Auch andere Unternehmen haben mittlerweile Chatbots gestartet. Das Bildungssystem wird reagieren müssen. Mittelfristig kann diese Technik auch Routinearbeiten von Angestellten übernehmen – zum Beispiel in Callcentern, Steuerbüros oder Verwaltungen.

Was ein sechsmonatiges Moratorium bringen kann, ist jedoch unklar. Marie­tje Schaake von der Stanford Universität merkt an, für gründliche Gesetzgebung sei sehr viel mehr Zeit nötig.

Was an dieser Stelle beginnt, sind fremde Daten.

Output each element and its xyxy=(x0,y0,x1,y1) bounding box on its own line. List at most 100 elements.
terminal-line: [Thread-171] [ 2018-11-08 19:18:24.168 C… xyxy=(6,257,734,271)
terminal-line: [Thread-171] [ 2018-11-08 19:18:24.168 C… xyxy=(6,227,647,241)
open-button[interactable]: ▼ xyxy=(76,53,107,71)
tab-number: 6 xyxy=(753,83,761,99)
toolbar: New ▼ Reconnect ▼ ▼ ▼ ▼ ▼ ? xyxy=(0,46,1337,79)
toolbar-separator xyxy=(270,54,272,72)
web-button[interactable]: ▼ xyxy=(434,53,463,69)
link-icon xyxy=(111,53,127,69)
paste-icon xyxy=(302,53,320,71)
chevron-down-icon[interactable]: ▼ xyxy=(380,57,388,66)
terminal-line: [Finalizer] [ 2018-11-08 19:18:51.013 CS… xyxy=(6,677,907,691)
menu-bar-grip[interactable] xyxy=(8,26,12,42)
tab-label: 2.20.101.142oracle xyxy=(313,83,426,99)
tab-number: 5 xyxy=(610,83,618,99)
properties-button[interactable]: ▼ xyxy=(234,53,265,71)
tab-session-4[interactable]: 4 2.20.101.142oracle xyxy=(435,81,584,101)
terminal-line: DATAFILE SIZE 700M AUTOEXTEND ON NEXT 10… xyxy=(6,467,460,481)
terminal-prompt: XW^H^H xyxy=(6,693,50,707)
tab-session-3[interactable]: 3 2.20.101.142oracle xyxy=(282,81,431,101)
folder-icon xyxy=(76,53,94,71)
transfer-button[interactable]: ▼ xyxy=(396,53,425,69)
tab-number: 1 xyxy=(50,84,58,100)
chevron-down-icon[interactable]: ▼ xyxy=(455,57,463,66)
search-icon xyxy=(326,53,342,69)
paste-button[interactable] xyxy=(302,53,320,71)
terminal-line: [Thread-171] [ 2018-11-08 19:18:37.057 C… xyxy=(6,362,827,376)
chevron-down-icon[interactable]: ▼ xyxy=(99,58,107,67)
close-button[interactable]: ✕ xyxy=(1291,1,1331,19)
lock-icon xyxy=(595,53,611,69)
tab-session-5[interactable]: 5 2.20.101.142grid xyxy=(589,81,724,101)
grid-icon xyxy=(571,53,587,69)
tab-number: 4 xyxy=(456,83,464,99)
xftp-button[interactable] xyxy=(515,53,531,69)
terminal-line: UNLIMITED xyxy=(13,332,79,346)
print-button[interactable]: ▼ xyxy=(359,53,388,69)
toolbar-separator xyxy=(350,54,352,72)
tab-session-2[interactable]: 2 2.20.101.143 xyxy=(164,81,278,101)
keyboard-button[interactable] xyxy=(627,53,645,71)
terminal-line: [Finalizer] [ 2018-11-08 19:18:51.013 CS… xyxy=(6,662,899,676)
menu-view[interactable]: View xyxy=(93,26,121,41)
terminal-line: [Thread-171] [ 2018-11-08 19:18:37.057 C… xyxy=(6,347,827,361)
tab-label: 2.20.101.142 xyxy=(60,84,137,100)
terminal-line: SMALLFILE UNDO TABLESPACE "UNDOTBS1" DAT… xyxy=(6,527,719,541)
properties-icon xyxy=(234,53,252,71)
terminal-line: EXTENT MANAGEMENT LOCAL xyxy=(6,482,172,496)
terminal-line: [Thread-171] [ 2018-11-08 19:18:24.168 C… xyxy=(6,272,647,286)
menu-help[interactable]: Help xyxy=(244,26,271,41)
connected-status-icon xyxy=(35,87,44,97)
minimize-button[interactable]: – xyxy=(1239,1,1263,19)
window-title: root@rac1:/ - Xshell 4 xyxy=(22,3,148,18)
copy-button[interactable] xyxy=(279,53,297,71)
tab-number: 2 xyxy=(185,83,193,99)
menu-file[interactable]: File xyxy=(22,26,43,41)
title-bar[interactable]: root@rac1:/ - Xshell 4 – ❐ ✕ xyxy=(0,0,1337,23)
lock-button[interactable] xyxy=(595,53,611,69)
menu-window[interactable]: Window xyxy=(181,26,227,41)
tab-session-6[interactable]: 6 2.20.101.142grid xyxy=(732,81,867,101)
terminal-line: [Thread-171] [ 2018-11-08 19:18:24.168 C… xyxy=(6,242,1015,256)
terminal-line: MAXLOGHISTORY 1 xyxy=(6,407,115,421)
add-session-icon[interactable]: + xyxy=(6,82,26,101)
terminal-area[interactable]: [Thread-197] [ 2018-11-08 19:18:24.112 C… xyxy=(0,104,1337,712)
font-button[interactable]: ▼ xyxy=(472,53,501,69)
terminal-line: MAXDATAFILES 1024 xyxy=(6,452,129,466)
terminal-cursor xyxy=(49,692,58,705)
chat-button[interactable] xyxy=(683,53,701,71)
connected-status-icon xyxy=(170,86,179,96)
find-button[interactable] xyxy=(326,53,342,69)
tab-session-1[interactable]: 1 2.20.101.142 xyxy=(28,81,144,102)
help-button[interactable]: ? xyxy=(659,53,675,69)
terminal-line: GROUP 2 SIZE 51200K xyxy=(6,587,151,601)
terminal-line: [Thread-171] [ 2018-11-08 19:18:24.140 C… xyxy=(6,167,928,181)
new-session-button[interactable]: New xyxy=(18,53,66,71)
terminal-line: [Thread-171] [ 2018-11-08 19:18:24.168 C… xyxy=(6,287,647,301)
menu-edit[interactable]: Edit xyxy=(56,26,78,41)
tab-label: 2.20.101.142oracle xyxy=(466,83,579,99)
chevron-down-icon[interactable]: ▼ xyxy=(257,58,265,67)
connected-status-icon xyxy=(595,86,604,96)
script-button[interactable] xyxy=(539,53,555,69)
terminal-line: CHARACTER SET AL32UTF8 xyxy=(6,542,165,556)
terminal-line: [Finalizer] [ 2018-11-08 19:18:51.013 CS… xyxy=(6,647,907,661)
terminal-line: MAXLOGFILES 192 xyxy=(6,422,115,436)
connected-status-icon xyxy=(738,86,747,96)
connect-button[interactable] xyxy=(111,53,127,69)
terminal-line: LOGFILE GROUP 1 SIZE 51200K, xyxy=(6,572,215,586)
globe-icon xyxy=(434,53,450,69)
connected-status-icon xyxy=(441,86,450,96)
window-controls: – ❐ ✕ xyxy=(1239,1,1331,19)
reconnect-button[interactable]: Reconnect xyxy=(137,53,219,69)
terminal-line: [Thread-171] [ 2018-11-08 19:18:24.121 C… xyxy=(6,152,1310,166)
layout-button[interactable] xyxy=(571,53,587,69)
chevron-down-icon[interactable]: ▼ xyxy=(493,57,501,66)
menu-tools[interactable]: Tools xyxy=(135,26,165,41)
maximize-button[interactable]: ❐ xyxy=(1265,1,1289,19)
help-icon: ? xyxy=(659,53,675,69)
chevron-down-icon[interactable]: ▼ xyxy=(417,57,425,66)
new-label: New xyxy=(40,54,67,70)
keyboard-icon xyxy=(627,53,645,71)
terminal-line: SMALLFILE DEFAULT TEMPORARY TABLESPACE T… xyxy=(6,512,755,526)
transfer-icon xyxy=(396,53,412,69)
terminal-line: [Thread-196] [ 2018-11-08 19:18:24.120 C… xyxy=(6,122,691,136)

Das gelte besonders, weil die Regulierung sowohl flexibel als auch stringent genug sein müsse, um einem Sektor in schnellem Wandel gerecht zu werden. Sie lässt aber kein Zweifel daran, dass politisches Handeln dringend nötig ist, denn eine Handvoll Firmen treibe die KI-Entwicklung allein voran. Anderen fehlten die nötigen Datenvolumina und Rechnerkapazitäten. Selbst ihre eigene Universität sei nicht wettbewerbsfähig.

Die Diskussion läuft in allgemeinbildenden Medien weiter. Hochrangige Personen erklären, weshalb sie den offenen Brief unterschrieben haben oder auch nicht. Die große Frage bleibt indessen offen: Wie kann KI so reguliert werden, dass sie die Menschheit schützt und ihr dient?

Link
Future of Life Foundation 2023, Open Letter:
https://futureoflife.org/open-letter/pause-giant-ai-experiments/

Roli Mahajan ist freie Journalistin und lebt im nordindischen Lucknow. Ihr Beitrag beruht auf der Berichterstattung von internationalen Medien wie dem Guardian, der New York Times und der Financial Times.